9. Assure is a proper module ground. It's rather difficult not to have this just by installing the module, but I like to run a ground wire to one of the module mounting bolts just to be sure.
10. Use either a standalone late-model spool-type coil (GM or Mopar) or spend the $35 on an MSD Blaster, which fits the stock can-type coil bracket. At the very least use a coil such as the Standard-BlueStreak #UC16 or NAPA Echlin #IC27. It's best, though, to use a coil intended for use with a high energy ignition system. If you'd like to mount the module off by itself somewhere, then a good coil option is the stock external-mount GM HEI coil used on 1975-84 GM cars (mostly with 4-cylinder engines). The coil is a Standard/BlueStreak DR35.
One tidy option is to use the combination HEI coil/module/mounting bracket. This way you take advantage of GM's own work, and just bolt this combination module/coil/heat sink unit to the inner fender. This assembly is used in just about all gasoline-fired GM pickups and RWD SUVs from 1996 to at least 2000. It includes a sturdy mounting bracket, heat sink for the module, E-core ignition coil...all in one. Wherever you are, you can probably pull these out of wrecking yards all day long for very little money, and you can grab the watertight connectors for the coil and module while you're there. However, this coil has a male (spark plug type) secondary terminal rather than the female type on our original coils, so you'd need to get an appropriate coil-to-distributor-cap cable. (See the original guide, URL below, for details.)

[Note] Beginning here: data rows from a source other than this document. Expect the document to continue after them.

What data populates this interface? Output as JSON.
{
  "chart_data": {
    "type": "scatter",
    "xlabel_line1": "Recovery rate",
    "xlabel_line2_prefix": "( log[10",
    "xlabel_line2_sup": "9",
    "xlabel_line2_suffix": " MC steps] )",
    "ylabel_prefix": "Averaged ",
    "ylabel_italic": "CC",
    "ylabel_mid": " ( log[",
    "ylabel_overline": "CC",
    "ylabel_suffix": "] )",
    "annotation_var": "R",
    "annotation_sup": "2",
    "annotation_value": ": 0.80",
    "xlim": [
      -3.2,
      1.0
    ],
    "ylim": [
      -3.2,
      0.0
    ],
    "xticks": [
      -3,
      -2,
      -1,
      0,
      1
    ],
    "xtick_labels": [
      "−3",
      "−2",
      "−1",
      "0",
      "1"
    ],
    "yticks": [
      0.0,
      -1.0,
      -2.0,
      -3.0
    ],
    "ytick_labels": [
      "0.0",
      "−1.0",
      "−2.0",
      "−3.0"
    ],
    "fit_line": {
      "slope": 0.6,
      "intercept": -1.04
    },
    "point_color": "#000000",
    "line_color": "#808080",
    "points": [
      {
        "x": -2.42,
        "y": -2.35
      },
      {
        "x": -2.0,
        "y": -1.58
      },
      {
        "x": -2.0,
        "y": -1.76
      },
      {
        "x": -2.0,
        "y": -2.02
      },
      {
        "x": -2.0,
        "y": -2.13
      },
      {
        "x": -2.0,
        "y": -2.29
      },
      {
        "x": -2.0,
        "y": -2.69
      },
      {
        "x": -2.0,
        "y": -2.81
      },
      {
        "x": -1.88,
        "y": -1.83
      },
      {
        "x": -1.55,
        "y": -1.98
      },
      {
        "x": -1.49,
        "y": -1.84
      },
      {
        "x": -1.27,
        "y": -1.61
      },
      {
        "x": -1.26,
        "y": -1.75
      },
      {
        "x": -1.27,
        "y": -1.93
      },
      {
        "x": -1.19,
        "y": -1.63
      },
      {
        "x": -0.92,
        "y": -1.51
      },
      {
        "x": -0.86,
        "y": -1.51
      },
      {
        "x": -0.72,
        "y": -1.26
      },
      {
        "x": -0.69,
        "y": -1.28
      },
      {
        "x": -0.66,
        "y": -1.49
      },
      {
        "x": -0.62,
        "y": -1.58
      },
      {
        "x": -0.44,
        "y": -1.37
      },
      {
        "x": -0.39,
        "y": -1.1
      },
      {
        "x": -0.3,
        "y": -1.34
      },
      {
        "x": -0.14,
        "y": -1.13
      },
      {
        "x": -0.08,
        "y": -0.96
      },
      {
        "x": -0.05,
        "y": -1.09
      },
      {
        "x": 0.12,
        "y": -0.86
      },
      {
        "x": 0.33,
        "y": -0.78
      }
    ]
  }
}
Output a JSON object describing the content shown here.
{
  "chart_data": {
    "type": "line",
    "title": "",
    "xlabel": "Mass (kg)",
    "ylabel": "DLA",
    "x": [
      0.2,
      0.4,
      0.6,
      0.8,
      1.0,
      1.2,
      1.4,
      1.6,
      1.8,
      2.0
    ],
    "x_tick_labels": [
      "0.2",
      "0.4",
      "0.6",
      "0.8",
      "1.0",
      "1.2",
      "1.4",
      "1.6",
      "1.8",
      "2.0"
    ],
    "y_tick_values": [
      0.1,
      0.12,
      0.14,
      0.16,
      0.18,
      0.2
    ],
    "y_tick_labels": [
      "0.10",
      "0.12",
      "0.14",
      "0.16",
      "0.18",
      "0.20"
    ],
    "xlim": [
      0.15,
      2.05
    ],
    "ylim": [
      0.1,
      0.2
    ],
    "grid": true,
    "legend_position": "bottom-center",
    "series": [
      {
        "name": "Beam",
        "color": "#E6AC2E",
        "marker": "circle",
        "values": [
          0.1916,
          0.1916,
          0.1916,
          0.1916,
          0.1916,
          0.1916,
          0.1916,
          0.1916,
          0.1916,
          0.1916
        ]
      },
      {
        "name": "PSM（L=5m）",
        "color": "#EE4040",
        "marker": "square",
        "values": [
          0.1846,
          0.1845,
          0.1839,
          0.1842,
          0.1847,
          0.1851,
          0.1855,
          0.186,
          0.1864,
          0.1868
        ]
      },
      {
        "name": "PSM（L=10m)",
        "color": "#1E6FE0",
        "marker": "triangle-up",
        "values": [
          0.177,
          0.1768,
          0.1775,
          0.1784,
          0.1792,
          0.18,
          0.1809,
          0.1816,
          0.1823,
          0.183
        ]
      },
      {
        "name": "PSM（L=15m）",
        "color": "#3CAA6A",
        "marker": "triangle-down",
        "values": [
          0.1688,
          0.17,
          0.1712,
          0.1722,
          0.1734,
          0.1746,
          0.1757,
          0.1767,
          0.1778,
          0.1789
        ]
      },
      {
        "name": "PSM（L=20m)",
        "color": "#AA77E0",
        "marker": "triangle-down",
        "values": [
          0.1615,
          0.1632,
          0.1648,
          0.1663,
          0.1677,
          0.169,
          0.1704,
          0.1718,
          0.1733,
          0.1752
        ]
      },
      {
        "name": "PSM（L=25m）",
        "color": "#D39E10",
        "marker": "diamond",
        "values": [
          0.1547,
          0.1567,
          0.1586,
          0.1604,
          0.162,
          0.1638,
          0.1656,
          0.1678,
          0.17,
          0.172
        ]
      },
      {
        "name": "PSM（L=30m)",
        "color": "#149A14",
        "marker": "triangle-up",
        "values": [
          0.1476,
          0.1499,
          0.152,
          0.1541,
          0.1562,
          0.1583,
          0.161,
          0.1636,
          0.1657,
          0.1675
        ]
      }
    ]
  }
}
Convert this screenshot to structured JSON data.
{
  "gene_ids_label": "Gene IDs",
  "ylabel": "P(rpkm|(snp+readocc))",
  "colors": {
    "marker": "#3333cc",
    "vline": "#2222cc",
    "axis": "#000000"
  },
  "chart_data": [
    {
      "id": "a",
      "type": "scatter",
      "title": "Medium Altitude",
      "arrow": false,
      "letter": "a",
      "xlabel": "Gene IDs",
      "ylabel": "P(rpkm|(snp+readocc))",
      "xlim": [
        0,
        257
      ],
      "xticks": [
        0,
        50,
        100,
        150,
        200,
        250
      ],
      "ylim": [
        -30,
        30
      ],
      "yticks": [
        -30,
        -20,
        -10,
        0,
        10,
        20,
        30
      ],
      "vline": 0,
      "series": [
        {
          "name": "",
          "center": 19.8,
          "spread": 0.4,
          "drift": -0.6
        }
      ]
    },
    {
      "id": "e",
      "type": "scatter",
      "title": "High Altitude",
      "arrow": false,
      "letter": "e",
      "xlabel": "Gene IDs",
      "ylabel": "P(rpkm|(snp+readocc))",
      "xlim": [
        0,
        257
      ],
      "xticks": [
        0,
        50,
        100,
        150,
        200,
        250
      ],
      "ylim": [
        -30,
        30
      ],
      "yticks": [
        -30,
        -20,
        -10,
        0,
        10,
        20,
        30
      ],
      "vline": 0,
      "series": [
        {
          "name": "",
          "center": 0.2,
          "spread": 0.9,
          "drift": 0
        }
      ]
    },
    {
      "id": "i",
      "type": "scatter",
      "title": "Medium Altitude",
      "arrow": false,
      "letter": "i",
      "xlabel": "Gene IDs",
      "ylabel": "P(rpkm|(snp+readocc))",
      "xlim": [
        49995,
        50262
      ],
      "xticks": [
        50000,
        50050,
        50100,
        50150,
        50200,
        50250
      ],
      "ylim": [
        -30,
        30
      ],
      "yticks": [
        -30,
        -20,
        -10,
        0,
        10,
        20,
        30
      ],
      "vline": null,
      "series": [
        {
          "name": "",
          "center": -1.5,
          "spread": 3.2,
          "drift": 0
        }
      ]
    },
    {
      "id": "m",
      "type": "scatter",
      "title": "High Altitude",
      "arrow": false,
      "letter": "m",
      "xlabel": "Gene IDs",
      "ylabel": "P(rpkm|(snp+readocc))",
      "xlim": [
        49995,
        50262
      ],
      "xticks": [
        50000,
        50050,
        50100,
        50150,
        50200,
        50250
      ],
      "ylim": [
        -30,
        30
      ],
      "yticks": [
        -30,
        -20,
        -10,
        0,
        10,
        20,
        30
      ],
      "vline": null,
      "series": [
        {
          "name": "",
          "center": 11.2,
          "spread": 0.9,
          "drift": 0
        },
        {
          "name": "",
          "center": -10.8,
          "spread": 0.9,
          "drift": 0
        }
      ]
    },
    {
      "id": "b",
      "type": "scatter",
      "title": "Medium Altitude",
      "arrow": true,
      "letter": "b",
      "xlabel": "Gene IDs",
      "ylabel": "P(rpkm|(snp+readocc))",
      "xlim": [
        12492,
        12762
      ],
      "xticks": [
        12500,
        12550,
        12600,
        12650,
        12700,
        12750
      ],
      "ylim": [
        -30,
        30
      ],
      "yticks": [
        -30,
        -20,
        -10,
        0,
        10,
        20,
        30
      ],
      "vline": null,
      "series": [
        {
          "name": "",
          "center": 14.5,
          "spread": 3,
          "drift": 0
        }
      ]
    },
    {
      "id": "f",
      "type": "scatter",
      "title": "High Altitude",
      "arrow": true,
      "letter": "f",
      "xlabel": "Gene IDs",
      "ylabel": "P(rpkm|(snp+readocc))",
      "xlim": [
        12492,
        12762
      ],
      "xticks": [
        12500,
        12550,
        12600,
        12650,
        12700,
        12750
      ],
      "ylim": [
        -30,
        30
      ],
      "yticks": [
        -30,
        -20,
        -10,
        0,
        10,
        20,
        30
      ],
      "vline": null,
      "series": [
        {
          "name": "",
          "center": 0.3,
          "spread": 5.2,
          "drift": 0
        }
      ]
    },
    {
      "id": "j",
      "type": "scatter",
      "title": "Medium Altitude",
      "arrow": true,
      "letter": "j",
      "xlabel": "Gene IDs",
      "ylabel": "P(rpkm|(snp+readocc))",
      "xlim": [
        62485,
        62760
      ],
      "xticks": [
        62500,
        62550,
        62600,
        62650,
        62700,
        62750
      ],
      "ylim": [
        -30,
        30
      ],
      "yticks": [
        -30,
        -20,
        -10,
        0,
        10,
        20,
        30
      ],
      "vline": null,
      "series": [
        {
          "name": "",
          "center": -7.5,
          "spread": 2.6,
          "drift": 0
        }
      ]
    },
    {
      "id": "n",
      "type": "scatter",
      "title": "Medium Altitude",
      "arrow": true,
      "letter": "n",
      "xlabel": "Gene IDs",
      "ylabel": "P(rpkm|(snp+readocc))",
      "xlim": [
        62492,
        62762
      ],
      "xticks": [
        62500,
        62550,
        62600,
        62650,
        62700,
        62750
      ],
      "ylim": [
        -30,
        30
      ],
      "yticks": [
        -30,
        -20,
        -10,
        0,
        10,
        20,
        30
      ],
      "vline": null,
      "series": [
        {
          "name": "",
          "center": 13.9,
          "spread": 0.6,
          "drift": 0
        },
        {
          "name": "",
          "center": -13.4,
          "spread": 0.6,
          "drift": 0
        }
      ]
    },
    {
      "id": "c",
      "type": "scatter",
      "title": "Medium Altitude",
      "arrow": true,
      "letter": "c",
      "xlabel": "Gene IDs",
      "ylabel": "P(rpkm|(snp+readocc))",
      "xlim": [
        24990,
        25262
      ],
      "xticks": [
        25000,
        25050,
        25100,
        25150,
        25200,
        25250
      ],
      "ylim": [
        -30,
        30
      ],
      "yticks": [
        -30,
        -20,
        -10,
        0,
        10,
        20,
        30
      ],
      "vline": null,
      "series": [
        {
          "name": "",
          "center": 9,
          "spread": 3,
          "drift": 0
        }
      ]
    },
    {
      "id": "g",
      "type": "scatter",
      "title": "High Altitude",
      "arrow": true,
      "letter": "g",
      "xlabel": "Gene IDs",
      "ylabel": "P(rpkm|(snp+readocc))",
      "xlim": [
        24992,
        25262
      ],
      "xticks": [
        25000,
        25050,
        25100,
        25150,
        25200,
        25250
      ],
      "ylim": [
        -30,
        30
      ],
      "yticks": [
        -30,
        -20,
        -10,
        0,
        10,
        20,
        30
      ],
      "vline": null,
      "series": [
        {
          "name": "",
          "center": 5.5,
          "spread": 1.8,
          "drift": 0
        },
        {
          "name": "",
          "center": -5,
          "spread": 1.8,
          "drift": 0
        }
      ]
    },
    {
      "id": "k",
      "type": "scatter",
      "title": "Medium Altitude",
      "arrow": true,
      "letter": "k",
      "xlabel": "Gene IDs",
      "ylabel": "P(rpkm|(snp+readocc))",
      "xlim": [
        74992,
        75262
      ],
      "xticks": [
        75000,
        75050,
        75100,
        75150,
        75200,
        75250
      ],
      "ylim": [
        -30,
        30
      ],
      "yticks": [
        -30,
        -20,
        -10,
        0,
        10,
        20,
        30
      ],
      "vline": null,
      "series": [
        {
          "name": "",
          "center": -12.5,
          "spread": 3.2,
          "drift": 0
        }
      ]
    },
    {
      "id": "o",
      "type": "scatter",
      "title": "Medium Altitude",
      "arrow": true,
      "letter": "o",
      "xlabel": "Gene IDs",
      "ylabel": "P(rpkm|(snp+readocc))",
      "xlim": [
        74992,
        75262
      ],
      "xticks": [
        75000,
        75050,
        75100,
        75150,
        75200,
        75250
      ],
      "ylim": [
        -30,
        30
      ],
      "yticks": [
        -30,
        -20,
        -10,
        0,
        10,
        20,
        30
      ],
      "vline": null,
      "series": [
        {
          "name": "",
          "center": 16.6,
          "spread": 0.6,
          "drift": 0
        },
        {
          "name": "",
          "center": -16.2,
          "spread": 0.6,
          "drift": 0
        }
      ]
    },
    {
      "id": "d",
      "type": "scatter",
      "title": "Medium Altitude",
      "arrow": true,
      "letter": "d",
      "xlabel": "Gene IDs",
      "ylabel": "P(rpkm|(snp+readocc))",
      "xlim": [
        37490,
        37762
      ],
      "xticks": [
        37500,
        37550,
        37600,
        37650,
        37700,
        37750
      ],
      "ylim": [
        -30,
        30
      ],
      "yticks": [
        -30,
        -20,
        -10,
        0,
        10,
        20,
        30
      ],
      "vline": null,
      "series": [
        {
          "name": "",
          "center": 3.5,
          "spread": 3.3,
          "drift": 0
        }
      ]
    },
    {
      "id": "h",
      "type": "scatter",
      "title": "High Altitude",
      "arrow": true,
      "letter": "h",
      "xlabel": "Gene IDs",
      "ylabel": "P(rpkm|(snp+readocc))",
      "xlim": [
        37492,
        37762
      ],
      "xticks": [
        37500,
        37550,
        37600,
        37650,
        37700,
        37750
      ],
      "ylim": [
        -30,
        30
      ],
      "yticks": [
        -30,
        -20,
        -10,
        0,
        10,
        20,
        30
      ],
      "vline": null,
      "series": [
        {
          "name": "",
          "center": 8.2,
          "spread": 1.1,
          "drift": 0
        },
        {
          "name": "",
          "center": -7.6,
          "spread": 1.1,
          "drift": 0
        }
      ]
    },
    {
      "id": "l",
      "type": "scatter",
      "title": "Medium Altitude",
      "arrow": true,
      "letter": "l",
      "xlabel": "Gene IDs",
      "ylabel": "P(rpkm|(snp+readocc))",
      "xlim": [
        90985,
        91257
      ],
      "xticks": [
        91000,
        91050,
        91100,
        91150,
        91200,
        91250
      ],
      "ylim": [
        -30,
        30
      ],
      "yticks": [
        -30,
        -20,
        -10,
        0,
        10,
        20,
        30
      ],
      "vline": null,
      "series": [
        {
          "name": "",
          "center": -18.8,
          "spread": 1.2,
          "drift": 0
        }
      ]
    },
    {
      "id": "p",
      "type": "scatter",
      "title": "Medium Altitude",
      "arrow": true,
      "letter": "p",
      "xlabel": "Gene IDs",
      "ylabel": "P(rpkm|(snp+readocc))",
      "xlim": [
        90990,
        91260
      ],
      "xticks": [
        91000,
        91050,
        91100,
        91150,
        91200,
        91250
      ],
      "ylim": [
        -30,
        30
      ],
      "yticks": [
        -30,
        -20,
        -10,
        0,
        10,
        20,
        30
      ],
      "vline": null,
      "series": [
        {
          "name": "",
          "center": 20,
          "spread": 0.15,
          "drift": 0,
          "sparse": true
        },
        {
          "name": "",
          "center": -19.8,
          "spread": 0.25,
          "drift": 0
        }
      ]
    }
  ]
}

11. Open plug gaps from 0.035" to 0.045" (improved starting, idling, driveability, mileage)
12. The price of the electronic ignition's performance is paying more careful attention to the condition of your distributor cap, rotor and spark plug wires. You can also change them out. The trick piece in this department is a NAPA Echlin long-tip rotor # MO-3000, which has a brass contact 0.060” longer than stock. This means less arcing inside the distributor, which means less burn wear on the cap and rotor contacts and less ignition noise in your radio. Be careful about Echlin or Accel distributor caps, though; many of them are ground off-centre and can cause carnage when the rotor—especially the longer special one—hits one of the improperly-ground, too-big cap contacts. The safer alternative is a Standard-Bluestreak CH-410X. Get Magnecor wires and you won't have to think about your spark plug cables again for a very long time.
13. Drive and enjoy.
Large parts of Dan Stern’s advice were adopted from the slantsix.org site with his permission.